It was a dramatic turn of events Thursday night when four Republican senators gathered for an impromptu press conference in the Capitol to declare they would only vote for a last-ditch piece of health care legislation if they had a guarantee — that it would never become law.
“I am not going to vote for a bill that is terrible policy and horrible politics just because we have to get something done,” said Sen. Lindsey Graham of South Carolina.
The “skinny bill” would repeal Obamacare’s individual and employer mandates, but a growing number of Republican senators say they don’t want it to become their legacy when it comes to fullfilling their seven-year promise to overhaul the Affordable Care Act. It’s an atypical legislative strategy in which Republicans would vote “yes” on legislation that no one wants to ultimately pass.
And so Republicans are actively lobbying their fellow Republicans in the House to make sure they will stand in the way of House Speaker Paul Ryan if he does bring it to the floor for a vote. Ryan issued a statement saying he would go to conference, but didn’t guarantee there wouldn’t be a vote on a Senate-passed “skinny bill.”
Sen. John McCain didn’t like what he heard.
“I would like to have the kind of assurances he didn’t provide,” McCain, R-Arizona, told reporters.
Graham told reporters that he was communicating with the leader of the conservative House Freedom Caucus, Rep. Mark Meadows, all day Thursday trying to get assurances that his conservative members would block Ryan.
“We’re in the twilight zone of legislating,” Democratic Sen. Claire McCaskill of Missouri said Thursday of the GOP’s strategy.
A slew of Republican senators openly acknowledged on Thursday that the “skinny repeal” bill wasn’t perfect, while some went as far as to blast it as bad policy.
“The majority leader cannot promise what the House can do,” said Wisconsin Sen. Ron Johnson. “That’s not in his powers. The House has to decide that. It’s the House’s decision.”
“It may be all we can get,” said Sen. Jeff Flake of Arizona who was among those members who thought it might not be the worst outcome.
Graham, meanwhile, called the proposal a “political cop-out” that would throw the insurance markets into “disarray,” and that “as a final product, it would be a disaster.”
“The worst possible outcome is to pass something that most of us believe is a placeholder and it becomes the final product,” Graham said.

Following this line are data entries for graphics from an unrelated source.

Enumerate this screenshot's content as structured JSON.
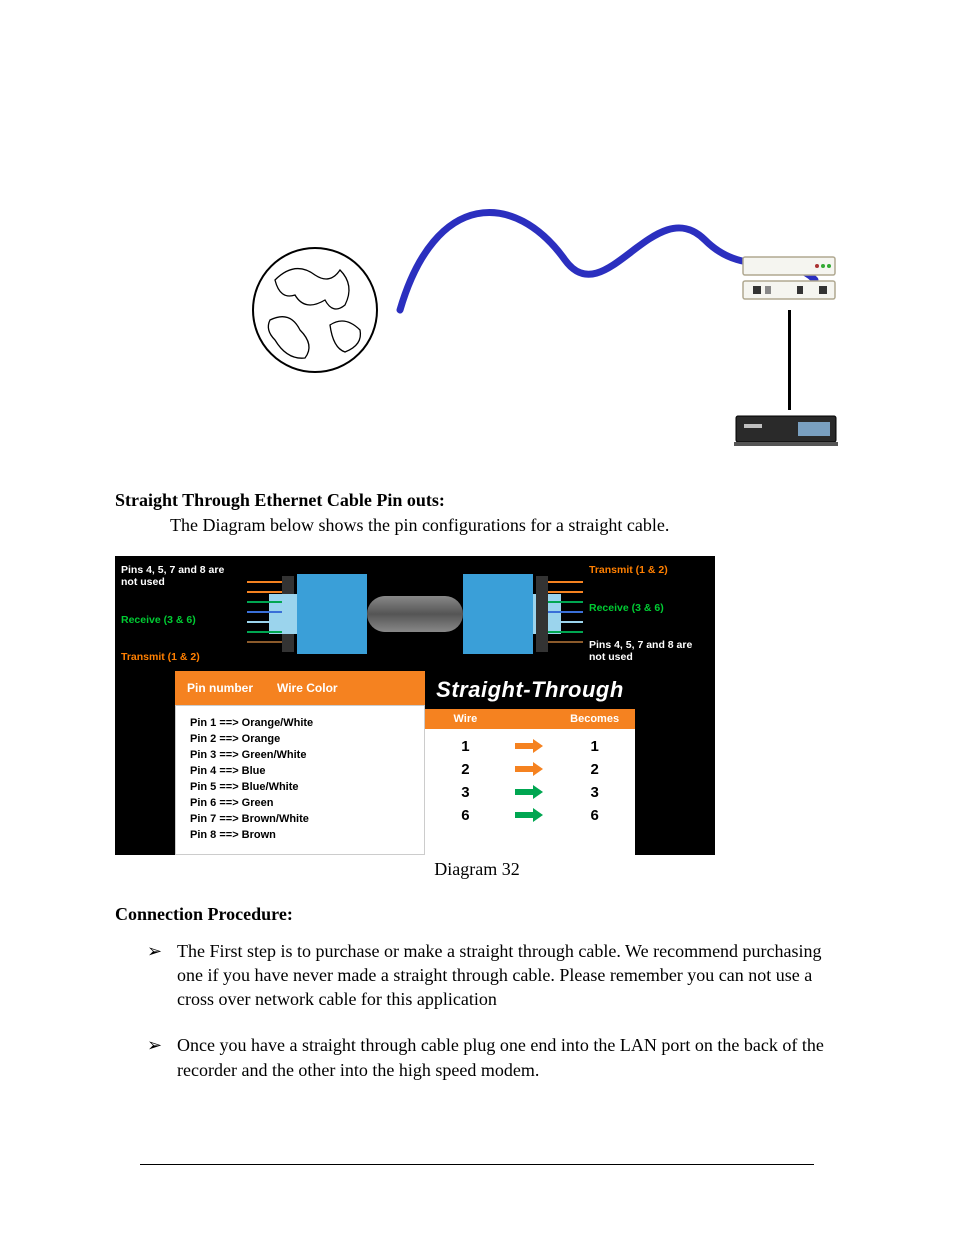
{
  "headings": {
    "pinouts": "Straight Through Ethernet Cable Pin outs:",
    "pinouts_text": "The Diagram below shows the pin configurations for a straight cable.",
    "procedure": "Connection Procedure:"
  },
  "caption": "Diagram 32",
  "cable": {
    "left": {
      "unused": "Pins 4, 5, 7 and 8 are not used",
      "receive": "Receive (3 & 6)",
      "transmit": "Transmit (1 & 2)"
    },
    "right": {
      "transmit": "Transmit (1 & 2)",
      "receive": "Receive (3 & 6)",
      "unused": "Pins 4, 5, 7 and 8 are not used"
    },
    "pin_header": {
      "col1": "Pin number",
      "col2": "Wire Color"
    },
    "pins": [
      "Pin 1 ==> Orange/White",
      "Pin 2 ==> Orange",
      "Pin 3 ==> Green/White",
      "Pin 4 ==> Blue",
      "Pin 5 ==> Blue/White",
      "Pin 6 ==> Green",
      "Pin 7 ==> Brown/White",
      "Pin 8 ==> Brown"
    ],
    "st_title": "Straight-Through",
    "st_sub": {
      "c1": "Wire",
      "c2": "Becomes"
    },
    "st_rows": [
      {
        "wire": "1",
        "becomes": "1",
        "color": "orange"
      },
      {
        "wire": "2",
        "becomes": "2",
        "color": "orange"
      },
      {
        "wire": "3",
        "becomes": "3",
        "color": "green"
      },
      {
        "wire": "6",
        "becomes": "6",
        "color": "green"
      }
    ]
  },
  "procedure": [
    "The First step is to purchase or make a straight through cable. We recommend purchasing one if you have never made a straight through cable. Please remember you can not use a cross over network cable for this application",
    "Once you have a straight through cable plug one end into the LAN port on the back of the recorder and the other into the high speed modem."
  ],
  "colors": {
    "orange": "#f58220",
    "green": "#00a651",
    "cable_blue": "#2b2fbf",
    "connector_blue": "#3a9fd8"
  }
}
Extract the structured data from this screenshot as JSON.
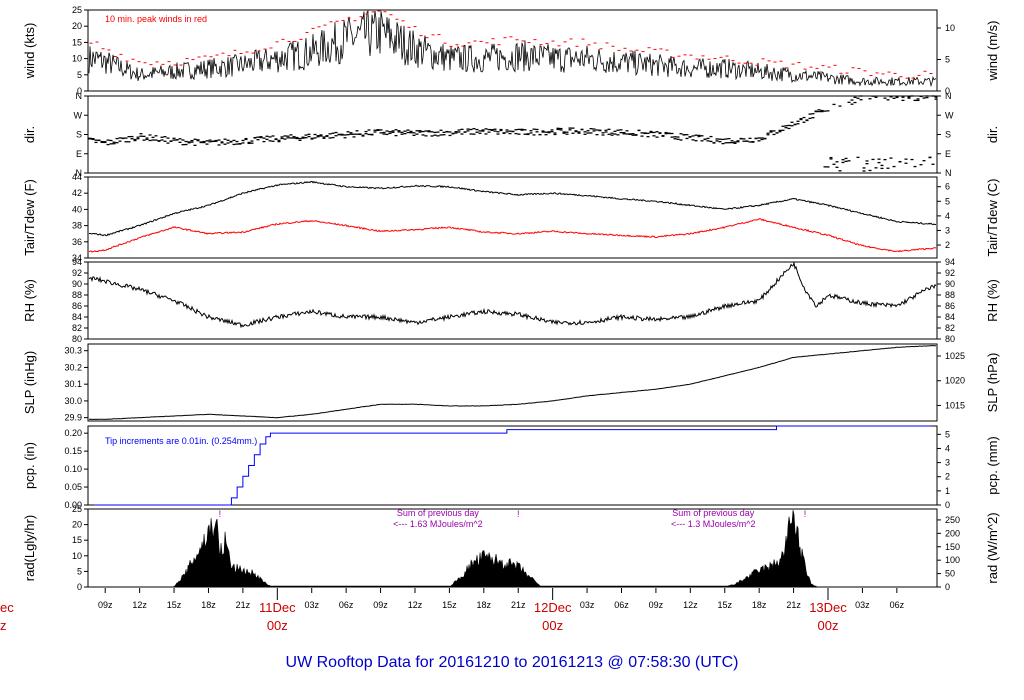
{
  "title": "UW Rooftop Data for 20161210  to  20161213 @ 07:58:30  (UTC)",
  "colors": {
    "title": "#0000cc",
    "peak": "#ff0000",
    "dew": "#ff0000",
    "precip": "#0000ff",
    "note": "#9900aa",
    "date": "#cc0000",
    "line": "#000000"
  },
  "time_axis": {
    "hour_ticks": [
      "09z",
      "12z",
      "15z",
      "18z",
      "21z",
      "03z",
      "06z",
      "09z",
      "12z",
      "15z",
      "18z",
      "21z",
      "03z",
      "06z",
      "09z",
      "12z",
      "15z",
      "18z",
      "21z",
      "03z",
      "06z"
    ],
    "hour_positions": [
      0,
      3,
      6,
      9,
      12,
      18,
      21,
      24,
      27,
      30,
      33,
      36,
      42,
      45,
      48,
      51,
      54,
      57,
      60,
      66,
      69
    ],
    "day_labels": [
      {
        "date": "11Dec",
        "time": "00z",
        "t": 15
      },
      {
        "date": "12Dec",
        "time": "00z",
        "t": 39
      },
      {
        "date": "13Dec",
        "time": "00z",
        "t": 63
      }
    ],
    "left_cut": {
      "date": "ec",
      "time": "z"
    }
  },
  "chart_data": [
    {
      "type": "line",
      "panel": "wind",
      "ylabel_left": "wind (kts)",
      "ylabel_right": "wind (m/s)",
      "yticks_left": [
        "0",
        "5",
        "10",
        "15",
        "20",
        "25"
      ],
      "ylim": [
        0,
        25
      ],
      "yticks_right": [
        "0",
        "5",
        "10"
      ],
      "annotation": "10 min. peak winds in red",
      "series": [
        {
          "key": "speed",
          "x": [
            -1,
            0,
            3,
            6,
            9,
            12,
            15,
            18,
            21,
            24,
            27,
            30,
            33,
            36,
            39,
            42,
            45,
            48,
            51,
            54,
            57,
            60,
            63,
            66,
            69,
            72
          ],
          "values": [
            10,
            9,
            5,
            6,
            7,
            8,
            10,
            12,
            16,
            18,
            13,
            10,
            10,
            11,
            10,
            10,
            9,
            8,
            7,
            7,
            6,
            5,
            4,
            3,
            3,
            3
          ]
        },
        {
          "key": "peak",
          "x": [
            -1,
            0,
            3,
            6,
            9,
            12,
            15,
            18,
            21,
            24,
            27,
            30,
            33,
            36,
            39,
            42,
            45,
            48,
            51,
            54,
            57,
            60,
            63,
            66,
            69,
            72
          ],
          "values": [
            15,
            13,
            9,
            9,
            10,
            12,
            15,
            18,
            22,
            25,
            19,
            15,
            15,
            16,
            15,
            15,
            13,
            12,
            11,
            10,
            9,
            8,
            7,
            6,
            5,
            5
          ]
        }
      ]
    },
    {
      "type": "scatter",
      "panel": "dir",
      "ylabel_left": "dir.",
      "ylabel_right": "dir.",
      "yticks": [
        "N",
        "E",
        "S",
        "W",
        "N"
      ],
      "ylim": [
        0,
        360
      ],
      "series": [
        {
          "key": "dir",
          "x": [
            -1,
            0,
            3,
            6,
            9,
            12,
            15,
            18,
            21,
            24,
            27,
            30,
            33,
            36,
            39,
            42,
            45,
            48,
            51,
            54,
            57,
            60,
            63,
            66,
            69,
            72
          ],
          "values": [
            150,
            140,
            170,
            150,
            140,
            150,
            160,
            170,
            180,
            190,
            185,
            190,
            195,
            190,
            195,
            195,
            190,
            180,
            165,
            150,
            160,
            230,
            300,
            350,
            350,
            350
          ]
        }
      ]
    },
    {
      "type": "line",
      "panel": "temp",
      "ylabel_left": "Tair/Tdew (F)",
      "ylabel_right": "Tair/Tdew (C)",
      "yticks_left": [
        "34",
        "36",
        "38",
        "40",
        "42",
        "44"
      ],
      "ylim": [
        34,
        44
      ],
      "yticks_right": [
        "2",
        "3",
        "4",
        "5",
        "6"
      ],
      "series": [
        {
          "key": "tair",
          "x": [
            -1,
            0,
            3,
            6,
            9,
            12,
            15,
            18,
            21,
            24,
            27,
            30,
            33,
            36,
            39,
            42,
            45,
            48,
            51,
            54,
            57,
            60,
            63,
            66,
            69,
            72
          ],
          "values": [
            37,
            36.8,
            38,
            39.5,
            40.5,
            42,
            43,
            43.4,
            42.8,
            42.6,
            42.9,
            42.8,
            42.2,
            41.8,
            42.0,
            41.7,
            41.3,
            41.0,
            40.5,
            40.0,
            40.5,
            41.3,
            40.5,
            39.5,
            38.5,
            38.2
          ]
        },
        {
          "key": "tdew",
          "x": [
            -1,
            0,
            3,
            6,
            9,
            12,
            15,
            18,
            21,
            24,
            27,
            30,
            33,
            36,
            39,
            42,
            45,
            48,
            51,
            54,
            57,
            60,
            63,
            66,
            69,
            72
          ],
          "values": [
            34.8,
            35.0,
            36.5,
            37.8,
            37.0,
            37.2,
            38.2,
            38.6,
            38.0,
            37.3,
            37.5,
            37.8,
            37.2,
            37.0,
            37.3,
            37.0,
            36.8,
            36.6,
            37.0,
            37.8,
            38.8,
            37.8,
            36.8,
            35.5,
            34.8,
            35.2
          ]
        }
      ]
    },
    {
      "type": "line",
      "panel": "rh",
      "ylabel_left": "RH (%)",
      "ylabel_right": "RH (%)",
      "yticks": [
        "80",
        "82",
        "84",
        "86",
        "88",
        "90",
        "92",
        "94"
      ],
      "ylim": [
        80,
        94
      ],
      "series": [
        {
          "key": "rh",
          "x": [
            -1,
            0,
            3,
            6,
            9,
            12,
            15,
            18,
            21,
            24,
            27,
            30,
            33,
            36,
            39,
            42,
            45,
            48,
            51,
            54,
            57,
            60,
            61,
            62,
            63,
            66,
            69,
            72
          ],
          "values": [
            91,
            90.5,
            89,
            87,
            84,
            82.5,
            84,
            85,
            84,
            84,
            83,
            84,
            85,
            84.5,
            83,
            83,
            84,
            83.5,
            84,
            86,
            87,
            93.8,
            89,
            86,
            88,
            86.5,
            86,
            89.5
          ]
        }
      ]
    },
    {
      "type": "line",
      "panel": "slp",
      "ylabel_left": "SLP (inHg)",
      "ylabel_right": "SLP (hPa)",
      "yticks_left": [
        "29.9",
        "30.0",
        "30.1",
        "30.2",
        "30.3"
      ],
      "ylim": [
        29.88,
        30.34
      ],
      "yticks_right": [
        "1015",
        "1020",
        "1025"
      ],
      "series": [
        {
          "key": "slp",
          "x": [
            -1,
            0,
            3,
            6,
            9,
            12,
            15,
            18,
            21,
            24,
            27,
            30,
            33,
            36,
            39,
            42,
            45,
            48,
            51,
            54,
            57,
            60,
            63,
            66,
            69,
            72
          ],
          "values": [
            29.89,
            29.89,
            29.9,
            29.91,
            29.92,
            29.91,
            29.9,
            29.92,
            29.95,
            29.98,
            29.98,
            29.97,
            29.97,
            29.98,
            30.0,
            30.03,
            30.05,
            30.07,
            30.1,
            30.15,
            30.2,
            30.26,
            30.28,
            30.3,
            30.32,
            30.33
          ]
        }
      ]
    },
    {
      "type": "line",
      "panel": "pcp",
      "ylabel_left": "pcp. (in)",
      "ylabel_right": "pcp. (mm)",
      "yticks_left": [
        "0.00",
        "0.05",
        "0.10",
        "0.15",
        "0.20"
      ],
      "ylim": [
        0,
        0.22
      ],
      "yticks_right": [
        "0",
        "1",
        "2",
        "3",
        "4",
        "5"
      ],
      "annotation": "Tip increments are 0.01in. (0.254mm.)",
      "series": [
        {
          "key": "precip",
          "x": [
            -1,
            10.6,
            11,
            11.5,
            12,
            12.5,
            13,
            13.5,
            14,
            14.4,
            35,
            35.01,
            58.5,
            58.51,
            72
          ],
          "values": [
            0,
            0,
            0.02,
            0.05,
            0.08,
            0.11,
            0.14,
            0.17,
            0.19,
            0.2,
            0.2,
            0.21,
            0.21,
            0.22,
            0.22
          ]
        }
      ]
    },
    {
      "type": "area",
      "panel": "rad",
      "ylabel_left": "rad(Lgly/hr)",
      "ylabel_right": "rad (W/m^2)",
      "yticks_left": [
        "0",
        "5",
        "10",
        "15",
        "20",
        "25"
      ],
      "ylim": [
        0,
        25
      ],
      "yticks_right": [
        "0",
        "50",
        "100",
        "150",
        "200",
        "250"
      ],
      "annotations": [
        {
          "l1": "Sum of previous day",
          "l2": "<--- 1.63 MJoules/m^2",
          "t": 29
        },
        {
          "l1": "Sum of previous day",
          "l2": "<--- 1.3 MJoules/m^2",
          "t": 53
        }
      ],
      "noon_marks": [
        10,
        36,
        61
      ],
      "series": [
        {
          "key": "rad",
          "x": [
            6,
            7,
            8,
            9,
            9.6,
            10,
            10.5,
            11,
            12,
            13,
            14,
            14.5,
            30,
            31,
            32,
            33,
            34,
            35,
            36,
            37,
            38,
            54,
            55,
            56,
            57,
            58,
            59,
            59.5,
            60,
            60.5,
            61,
            61.5,
            62
          ],
          "values": [
            0,
            4,
            10,
            16,
            21,
            10,
            14,
            6,
            5,
            4,
            1,
            0,
            0,
            3,
            7,
            9,
            8,
            7,
            6,
            3,
            0,
            0,
            1,
            3,
            5,
            6,
            9,
            15,
            24,
            12,
            6,
            1,
            0
          ]
        }
      ]
    }
  ]
}
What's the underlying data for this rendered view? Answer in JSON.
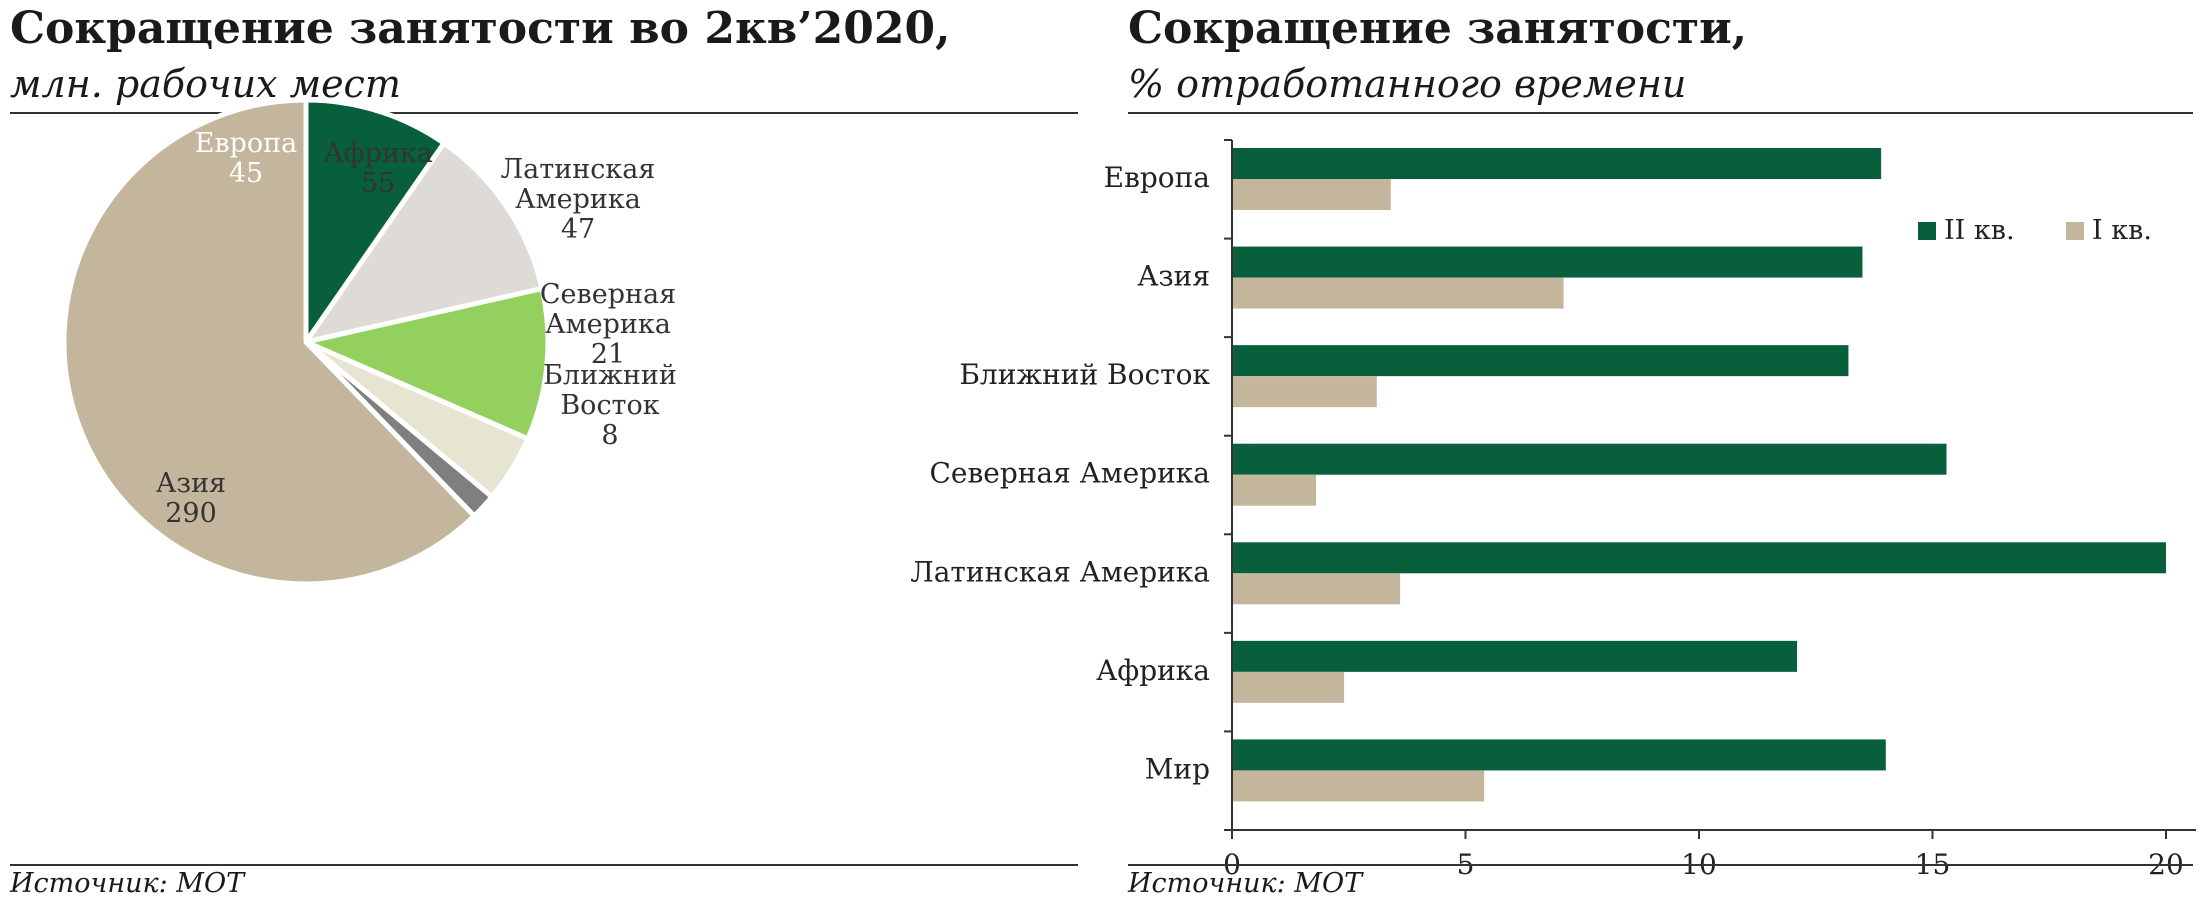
{
  "left_panel": {
    "title": "Сокращение занятости во 2кв’2020,",
    "subtitle": "млн. рабочих мест",
    "source": "Источник: МОТ"
  },
  "right_panel": {
    "title": "Сокращение занятости,",
    "subtitle": "% отработанного времени",
    "source": "Источник: МОТ"
  },
  "chart_data": [
    {
      "type": "pie",
      "title": "Сокращение занятости во 2кв’2020,",
      "subtitle": "млн. рабочих мест",
      "slices": [
        {
          "label": "Европа",
          "value": 45,
          "color": "#075f3b",
          "text_color": "#ffffff"
        },
        {
          "label": "Африка",
          "value": 55,
          "color": "#dedbd6",
          "text_color": "#333333"
        },
        {
          "label": "Латинская Америка",
          "value": 47,
          "color": "#93d05e",
          "text_color": "#333333"
        },
        {
          "label": "Северная Америка",
          "value": 21,
          "color": "#e6e5d1",
          "text_color": "#333333"
        },
        {
          "label": "Ближний Восток",
          "value": 8,
          "color": "#7f7f7f",
          "text_color": "#333333"
        },
        {
          "label": "Азия",
          "value": 290,
          "color": "#c4b69d",
          "text_color": "#333333"
        }
      ]
    },
    {
      "type": "bar",
      "orientation": "horizontal",
      "title": "Сокращение занятости,",
      "subtitle": "% отработанного времени",
      "categories": [
        "Европа",
        "Азия",
        "Ближний Восток",
        "Северная Америка",
        "Латинская Америка",
        "Африка",
        "Мир"
      ],
      "series": [
        {
          "name": "II кв.",
          "color": "#075f3b",
          "values": [
            13.9,
            13.5,
            13.2,
            15.3,
            20.0,
            12.1,
            14.0
          ]
        },
        {
          "name": "I кв.",
          "color": "#c4b69d",
          "values": [
            3.4,
            7.1,
            3.1,
            1.8,
            3.6,
            2.4,
            5.4
          ]
        }
      ],
      "xlim": [
        0,
        20
      ],
      "xticks": [
        0,
        5,
        10,
        15,
        20
      ],
      "grid": false,
      "legend": "top-right"
    }
  ]
}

Republican senators know that they need to pass something in the next few hours if they want to advance their health care negotiations to conference where a group of House and Senate members could then be tasked with hammering out the final legislation. But they also recognize that strategy is rich with risks — one of them being that the “skinny repeal” could become all they get when it comes to gutting Obamacare.
It’s possible that even if Republican senators pass the “skinny repeal” and it goes to conference, House and Senate Republicans won’t be able iron out disagreements between moderates and conservatives that have dogged them for months.
Republican senators are also very aware that the “skinny repeal” might not get them any closer to the goal they set from the outset of the process to lower premiums.
GOP Sen. David Perdue conceded the “skinny repeal” bill would make it hard for people to afford insurance, but that he would vote for it — if he knew the bill could be improved during conference.
“I’m gonna have to have some assurances that they’re not going to pass that. I’m passing this wanting to get to a conference bill,” Perdue said.
As he received a barrage of questions from reporters about the Senate’s apparent strategy of passing something that it doesn’t ultimately want the House to pass, Cornyn pushed back with this quip: “I guess we ought to go back to Schoolhouse Rock.”